A General Neural Network Hardware Architecture on FPGA
This work addresses the problem of hardware efficiency for AI applications like autonomous driving and speech recognition, but it appears incremental as it builds on existing FPGA use in these fields.
The authors tackled the need for energy-efficient and parallel hardware for neural networks by implementing a general neural network architecture on an FPGA SOC platform, achieving high performance in forward and backward algorithms for DNNs with adaptability to different network types and scales.

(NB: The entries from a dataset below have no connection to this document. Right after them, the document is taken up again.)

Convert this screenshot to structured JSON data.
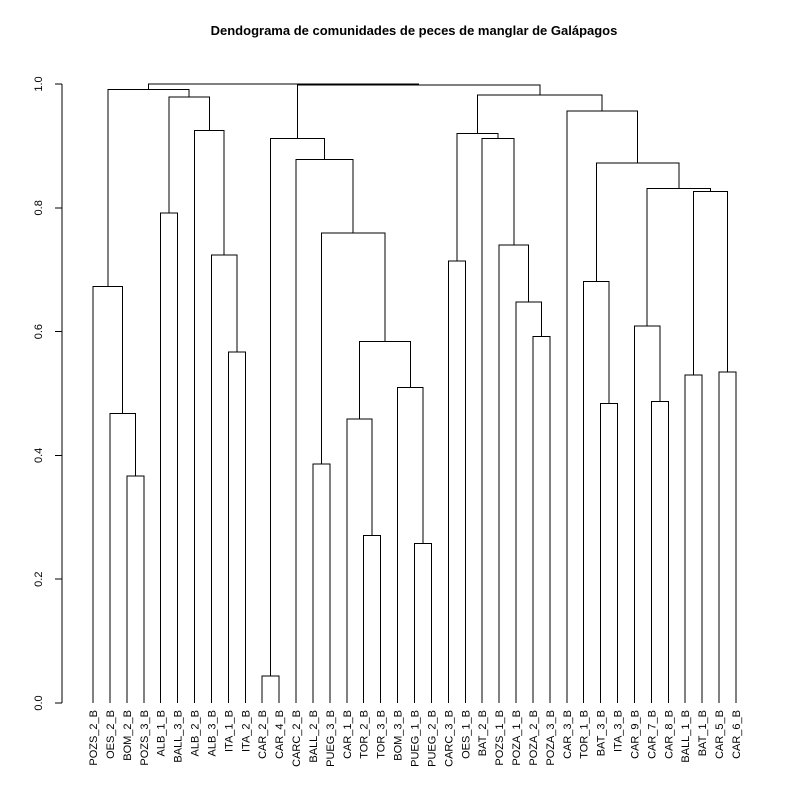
{
  "chart_data": {
    "type": "dendrogram",
    "title": "Dendograma de comunidades de peces de manglar de Galápagos",
    "xlabel": "",
    "ylabel": "",
    "ylim": [
      0,
      1
    ],
    "yticks": [
      0.0,
      0.2,
      0.4,
      0.6,
      0.8,
      1.0
    ],
    "ytick_labels": [
      "0.0",
      "0.2",
      "0.4",
      "0.6",
      "0.8",
      "1.0"
    ],
    "grid": false,
    "leaves": [
      "POZS_2_B",
      "OES_2_B",
      "BOM_2_B",
      "POZS_3_B",
      "ALB_1_B",
      "BALL_3_B",
      "ALB_2_B",
      "ALB_3_B",
      "ITA_1_B",
      "ITA_2_B",
      "CAR_2_B",
      "CAR_4_B",
      "CARC_2_B",
      "BALL_2_B",
      "PUEG_3_B",
      "CAR_1_B",
      "TOR_2_B",
      "TOR_3_B",
      "BOM_3_B",
      "PUEG_1_B",
      "PUEG_2_B",
      "CARC_3_B",
      "OES_1_B",
      "BAT_2_B",
      "POZS_1_B",
      "POZA_1_B",
      "POZA_2_B",
      "POZA_3_B",
      "CAR_3_B",
      "TOR_1_B",
      "BAT_3_B",
      "ITA_3_B",
      "CAR_9_B",
      "CAR_7_B",
      "CAR_8_B",
      "BALL_1_B",
      "BAT_1_B",
      "CAR_5_B",
      "CAR_6_B"
    ],
    "merges": [
      {
        "left": "POZS_3_B",
        "right": "BOM_2_B",
        "height": 0.367
      },
      {
        "left": "OES_2_B",
        "right": 1,
        "height": 0.468
      },
      {
        "left": "POZS_2_B",
        "right": 2,
        "height": 0.673
      },
      {
        "left": "ITA_1_B",
        "right": "ITA_2_B",
        "height": 0.567
      },
      {
        "left": "ALB_3_B",
        "right": 4,
        "height": 0.724
      },
      {
        "left": "ALB_2_B",
        "right": 5,
        "height": 0.925
      },
      {
        "left": "ALB_1_B",
        "right": "BALL_3_B",
        "height": 0.792
      },
      {
        "left": 7,
        "right": 6,
        "height": 0.979
      },
      {
        "left": 3,
        "right": 8,
        "height": 0.991
      },
      {
        "left": "CAR_2_B",
        "right": "CAR_4_B",
        "height": 0.044
      },
      {
        "left": "BALL_2_B",
        "right": "PUEG_3_B",
        "height": 0.386
      },
      {
        "left": "TOR_2_B",
        "right": "TOR_3_B",
        "height": 0.271
      },
      {
        "left": "CAR_1_B",
        "right": 12,
        "height": 0.459
      },
      {
        "left": "PUEG_1_B",
        "right": "PUEG_2_B",
        "height": 0.258
      },
      {
        "left": "BOM_3_B",
        "right": 14,
        "height": 0.51
      },
      {
        "left": 13,
        "right": 15,
        "height": 0.584
      },
      {
        "left": 11,
        "right": 16,
        "height": 0.759
      },
      {
        "left": "CARC_2_B",
        "right": 17,
        "height": 0.878
      },
      {
        "left": 10,
        "right": 18,
        "height": 0.912
      },
      {
        "left": "CARC_3_B",
        "right": "OES_1_B",
        "height": 0.714
      },
      {
        "left": "POZA_2_B",
        "right": "POZA_3_B",
        "height": 0.592
      },
      {
        "left": "POZA_1_B",
        "right": 21,
        "height": 0.648
      },
      {
        "left": "POZS_1_B",
        "right": 22,
        "height": 0.74
      },
      {
        "left": "BAT_2_B",
        "right": 23,
        "height": 0.912
      },
      {
        "left": 20,
        "right": 24,
        "height": 0.92
      },
      {
        "left": "BAT_3_B",
        "right": "ITA_3_B",
        "height": 0.484
      },
      {
        "left": "TOR_1_B",
        "right": 26,
        "height": 0.681
      },
      {
        "left": "CAR_7_B",
        "right": "CAR_8_B",
        "height": 0.487
      },
      {
        "left": "CAR_9_B",
        "right": 28,
        "height": 0.609
      },
      {
        "left": "BALL_1_B",
        "right": "BAT_1_B",
        "height": 0.53
      },
      {
        "left": "CAR_5_B",
        "right": "CAR_6_B",
        "height": 0.535
      },
      {
        "left": 30,
        "right": 31,
        "height": 0.826
      },
      {
        "left": 29,
        "right": 32,
        "height": 0.831
      },
      {
        "left": 27,
        "right": 33,
        "height": 0.872
      },
      {
        "left": "CAR_3_B",
        "right": 34,
        "height": 0.956
      },
      {
        "left": 25,
        "right": 35,
        "height": 0.982
      },
      {
        "left": 19,
        "right": 36,
        "height": 0.998
      },
      {
        "left": 9,
        "right": 37,
        "height": 1.0
      }
    ]
  }
}
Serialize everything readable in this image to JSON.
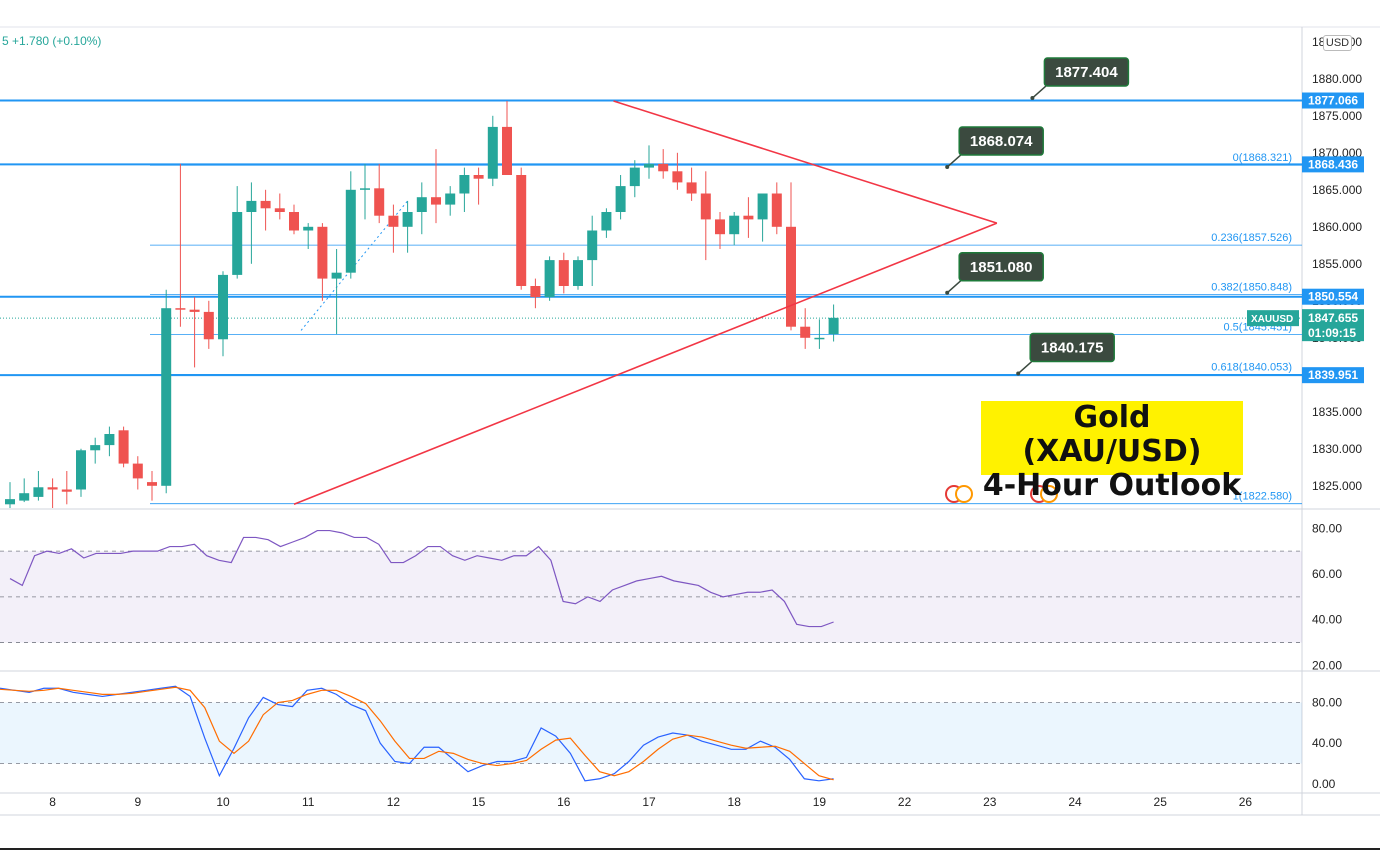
{
  "header": {
    "change_text": "5  +1.780 (+0.10%)",
    "currency": "USD"
  },
  "title": {
    "line1": "Gold (XAU/USD)",
    "line2": "4-Hour Outlook"
  },
  "colors": {
    "up": "#26a69a",
    "down": "#ef5350",
    "level": "#2196f3",
    "triangle": "#f23645",
    "rsi": "#7e57c2",
    "stoch_k": "#2962ff",
    "stoch_d": "#ff6d00",
    "callout": "#3b4a3f",
    "highlight": "#fff200"
  },
  "chart_data": [
    {
      "type": "candlestick",
      "symbol": "XAUUSD",
      "title": "Gold (XAU/USD) 4-Hour Outlook",
      "ylim": [
        1822,
        1887
      ],
      "y_ticks": [
        1825,
        1830,
        1835,
        1840,
        1845,
        1850,
        1855,
        1860,
        1865,
        1870,
        1875,
        1880,
        1885
      ],
      "y_tick_labels": [
        "1825.000",
        "1830.000",
        "1835.000",
        "1840.000",
        "1845.000",
        "1850.000",
        "1855.000",
        "1860.000",
        "1865.000",
        "1870.000",
        "1875.000",
        "1880.000",
        "1885.000"
      ],
      "x_labels": [
        "8",
        "9",
        "10",
        "11",
        "12",
        "15",
        "16",
        "17",
        "18",
        "19",
        "22",
        "23",
        "24",
        "25",
        "26"
      ],
      "x_label_slots": [
        3,
        9,
        15,
        21,
        27,
        33,
        39,
        45,
        51,
        57,
        63,
        69,
        75,
        81,
        87
      ],
      "candles": [
        {
          "o": 1822.5,
          "h": 1825.5,
          "l": 1821.0,
          "c": 1823.2
        },
        {
          "o": 1823.0,
          "h": 1826.0,
          "l": 1822.8,
          "c": 1824.0
        },
        {
          "o": 1823.5,
          "h": 1827.0,
          "l": 1823.0,
          "c": 1824.8
        },
        {
          "o": 1824.8,
          "h": 1826.0,
          "l": 1822.0,
          "c": 1824.5
        },
        {
          "o": 1824.5,
          "h": 1827.0,
          "l": 1822.5,
          "c": 1824.2
        },
        {
          "o": 1824.5,
          "h": 1830.0,
          "l": 1823.5,
          "c": 1829.8
        },
        {
          "o": 1829.8,
          "h": 1831.5,
          "l": 1828.0,
          "c": 1830.5
        },
        {
          "o": 1830.5,
          "h": 1833.0,
          "l": 1829.0,
          "c": 1832.0
        },
        {
          "o": 1832.5,
          "h": 1833.0,
          "l": 1827.5,
          "c": 1828.0
        },
        {
          "o": 1828.0,
          "h": 1829.0,
          "l": 1824.5,
          "c": 1826.0
        },
        {
          "o": 1825.5,
          "h": 1827.0,
          "l": 1823.0,
          "c": 1825.0
        },
        {
          "o": 1825.0,
          "h": 1851.5,
          "l": 1824.0,
          "c": 1849.0
        },
        {
          "o": 1849.0,
          "h": 1868.5,
          "l": 1846.5,
          "c": 1848.8
        },
        {
          "o": 1848.8,
          "h": 1850.5,
          "l": 1841.0,
          "c": 1848.5
        },
        {
          "o": 1848.5,
          "h": 1850.0,
          "l": 1843.5,
          "c": 1844.8
        },
        {
          "o": 1844.8,
          "h": 1854.0,
          "l": 1842.5,
          "c": 1853.5
        },
        {
          "o": 1853.5,
          "h": 1865.5,
          "l": 1853.0,
          "c": 1862.0
        },
        {
          "o": 1862.0,
          "h": 1866.0,
          "l": 1855.0,
          "c": 1863.5
        },
        {
          "o": 1863.5,
          "h": 1865.0,
          "l": 1859.5,
          "c": 1862.5
        },
        {
          "o": 1862.5,
          "h": 1864.5,
          "l": 1861.0,
          "c": 1862.0
        },
        {
          "o": 1862.0,
          "h": 1863.0,
          "l": 1859.0,
          "c": 1859.5
        },
        {
          "o": 1859.5,
          "h": 1860.5,
          "l": 1857.0,
          "c": 1860.0
        },
        {
          "o": 1860.0,
          "h": 1860.5,
          "l": 1850.0,
          "c": 1853.0
        },
        {
          "o": 1853.0,
          "h": 1857.0,
          "l": 1845.5,
          "c": 1853.8
        },
        {
          "o": 1853.8,
          "h": 1867.5,
          "l": 1853.0,
          "c": 1865.0
        },
        {
          "o": 1865.0,
          "h": 1868.5,
          "l": 1861.0,
          "c": 1865.2
        },
        {
          "o": 1865.2,
          "h": 1868.5,
          "l": 1860.5,
          "c": 1861.5
        },
        {
          "o": 1861.5,
          "h": 1863.0,
          "l": 1856.5,
          "c": 1860.0
        },
        {
          "o": 1860.0,
          "h": 1863.5,
          "l": 1856.5,
          "c": 1862.0
        },
        {
          "o": 1862.0,
          "h": 1866.0,
          "l": 1859.0,
          "c": 1864.0
        },
        {
          "o": 1864.0,
          "h": 1870.5,
          "l": 1860.5,
          "c": 1863.0
        },
        {
          "o": 1863.0,
          "h": 1865.5,
          "l": 1861.5,
          "c": 1864.5
        },
        {
          "o": 1864.5,
          "h": 1868.0,
          "l": 1862.0,
          "c": 1867.0
        },
        {
          "o": 1867.0,
          "h": 1868.0,
          "l": 1863.0,
          "c": 1866.5
        },
        {
          "o": 1866.5,
          "h": 1875.0,
          "l": 1865.5,
          "c": 1873.5
        },
        {
          "o": 1873.5,
          "h": 1877.0,
          "l": 1867.0,
          "c": 1867.0
        },
        {
          "o": 1867.0,
          "h": 1868.0,
          "l": 1851.5,
          "c": 1852.0
        },
        {
          "o": 1852.0,
          "h": 1853.0,
          "l": 1849.0,
          "c": 1850.5
        },
        {
          "o": 1850.5,
          "h": 1856.0,
          "l": 1850.0,
          "c": 1855.5
        },
        {
          "o": 1855.5,
          "h": 1856.5,
          "l": 1851.0,
          "c": 1852.0
        },
        {
          "o": 1852.0,
          "h": 1856.0,
          "l": 1851.5,
          "c": 1855.5
        },
        {
          "o": 1855.5,
          "h": 1861.5,
          "l": 1852.0,
          "c": 1859.5
        },
        {
          "o": 1859.5,
          "h": 1862.5,
          "l": 1858.5,
          "c": 1862.0
        },
        {
          "o": 1862.0,
          "h": 1867.0,
          "l": 1861.0,
          "c": 1865.5
        },
        {
          "o": 1865.5,
          "h": 1869.0,
          "l": 1864.0,
          "c": 1868.0
        },
        {
          "o": 1868.0,
          "h": 1871.0,
          "l": 1866.5,
          "c": 1868.5
        },
        {
          "o": 1868.5,
          "h": 1870.5,
          "l": 1866.5,
          "c": 1867.5
        },
        {
          "o": 1867.5,
          "h": 1870.0,
          "l": 1865.0,
          "c": 1866.0
        },
        {
          "o": 1866.0,
          "h": 1868.0,
          "l": 1863.5,
          "c": 1864.5
        },
        {
          "o": 1864.5,
          "h": 1867.5,
          "l": 1855.5,
          "c": 1861.0
        },
        {
          "o": 1861.0,
          "h": 1862.0,
          "l": 1857.0,
          "c": 1859.0
        },
        {
          "o": 1859.0,
          "h": 1862.0,
          "l": 1857.5,
          "c": 1861.5
        },
        {
          "o": 1861.5,
          "h": 1864.0,
          "l": 1858.5,
          "c": 1861.0
        },
        {
          "o": 1861.0,
          "h": 1864.5,
          "l": 1858.0,
          "c": 1864.5
        },
        {
          "o": 1864.5,
          "h": 1866.0,
          "l": 1859.0,
          "c": 1860.0
        },
        {
          "o": 1860.0,
          "h": 1866.0,
          "l": 1846.0,
          "c": 1846.5
        },
        {
          "o": 1846.5,
          "h": 1849.0,
          "l": 1843.5,
          "c": 1845.0
        },
        {
          "o": 1845.0,
          "h": 1847.5,
          "l": 1843.5,
          "c": 1845.0
        },
        {
          "o": 1845.5,
          "h": 1849.5,
          "l": 1844.5,
          "c": 1847.7
        }
      ],
      "levels": [
        {
          "value": 1877.066,
          "label": "1877.066"
        },
        {
          "value": 1868.436,
          "label": "1868.436"
        },
        {
          "value": 1850.554,
          "label": "1850.554"
        },
        {
          "value": 1839.951,
          "label": "1839.951"
        }
      ],
      "fib_levels": [
        {
          "value": 1868.321,
          "label": "0(1868.321)"
        },
        {
          "value": 1857.526,
          "label": "0.236(1857.526)"
        },
        {
          "value": 1850.848,
          "label": "0.382(1850.848)"
        },
        {
          "value": 1845.451,
          "label": "0.5(1845.451)"
        },
        {
          "value": 1840.053,
          "label": "0.618(1840.053)"
        },
        {
          "value": 1822.58,
          "label": "1(1822.580)"
        }
      ],
      "callouts": [
        {
          "label": "1877.404",
          "value": 1877.404,
          "slot": 72
        },
        {
          "label": "1868.074",
          "value": 1868.074,
          "slot": 66
        },
        {
          "label": "1851.080",
          "value": 1851.08,
          "slot": 66
        },
        {
          "label": "1840.175",
          "value": 1840.175,
          "slot": 71
        }
      ],
      "triangle": {
        "upper": {
          "from": [
            42.5,
            1877.0
          ],
          "to": [
            69.5,
            1860.5
          ]
        },
        "lower": {
          "from": [
            20,
            1822.5
          ],
          "to": [
            69.5,
            1860.5
          ]
        }
      },
      "fib_anchor": {
        "from": [
          20.5,
          1846.0
        ],
        "to": [
          28,
          1863.5
        ]
      },
      "last_price": {
        "symbol": "XAUUSD",
        "value": "1847.655",
        "countdown": "01:09:15"
      }
    },
    {
      "type": "line",
      "name": "RSI",
      "ylim": [
        18,
        88
      ],
      "y_ticks": [
        20,
        40,
        60,
        80
      ],
      "y_tick_labels": [
        "20.00",
        "40.00",
        "60.00",
        "80.00"
      ],
      "band": [
        30,
        70
      ],
      "mid": 50,
      "values": [
        58,
        55,
        68,
        70,
        69,
        71,
        67,
        69,
        69,
        69,
        70,
        70,
        70,
        72,
        72,
        73,
        68,
        66,
        65,
        76,
        76,
        75,
        72,
        74,
        76,
        79,
        79,
        78,
        76,
        76,
        73,
        65,
        65,
        68,
        72,
        72,
        68,
        66,
        68,
        67,
        66,
        68,
        68,
        72,
        66,
        48,
        47,
        50,
        48,
        53,
        55,
        57,
        58,
        59,
        57,
        56,
        55,
        52,
        50,
        51,
        52,
        52,
        53,
        48,
        38,
        37,
        37,
        39
      ]
    },
    {
      "type": "line",
      "name": "Stochastic",
      "ylim": [
        -8,
        110
      ],
      "y_ticks": [
        0,
        40,
        80
      ],
      "y_tick_labels": [
        "0.00",
        "40.00",
        "80.00"
      ],
      "band": [
        20,
        80
      ],
      "series": [
        {
          "name": "%K",
          "values": [
            94,
            92,
            90,
            94,
            94,
            90,
            88,
            86,
            88,
            90,
            92,
            94,
            96,
            86,
            45,
            8,
            35,
            65,
            85,
            78,
            76,
            92,
            94,
            88,
            78,
            72,
            40,
            22,
            20,
            36,
            36,
            24,
            12,
            18,
            22,
            22,
            26,
            55,
            47,
            30,
            3,
            5,
            10,
            22,
            38,
            46,
            50,
            48,
            42,
            38,
            34,
            34,
            42,
            36,
            24,
            5,
            3,
            5
          ]
        },
        {
          "name": "%D",
          "values": [
            93,
            92,
            91,
            92,
            94,
            92,
            90,
            88,
            88,
            89,
            91,
            93,
            95,
            92,
            75,
            42,
            30,
            42,
            68,
            80,
            82,
            88,
            92,
            92,
            86,
            79,
            62,
            42,
            25,
            25,
            32,
            30,
            24,
            20,
            18,
            20,
            23,
            34,
            43,
            45,
            28,
            12,
            8,
            12,
            22,
            34,
            44,
            48,
            46,
            42,
            38,
            35,
            36,
            37,
            32,
            20,
            8,
            4
          ]
        }
      ]
    }
  ]
}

Field Programmable Gate Arrays (FPGAs) plays an increasingly important role in data sampling and processing industries due to its highly parallel architecture, low power consumption, and flexibility in custom algorithms. Especially, in the artificial intelligence field, for training and implement the neural networks and machine learning algorithms, high energy efficiency hardware implement and massively parallel computing capacity are heavily demanded. Therefore, many global companies have applied FPGAs into AI and Machine learning fields such as autonomous driving and Automatic Spoken Language Recognition (Baidu) [1] [2] and Bing search (Microsoft) [3]. Considering the FPGAs great potential in these fields, we tend to implement a general neural network hardware architecture on XILINX ZU9CG System On Chip (SOC) platform [4], which contains abundant hardware resource and powerful processing capacity. The general neural network architecture on the FPGA SOC platform can perform forward and backward algorithms in deep neural networks (DNN) with high performance and easily be adjusted according to the type and scale of the neural networks.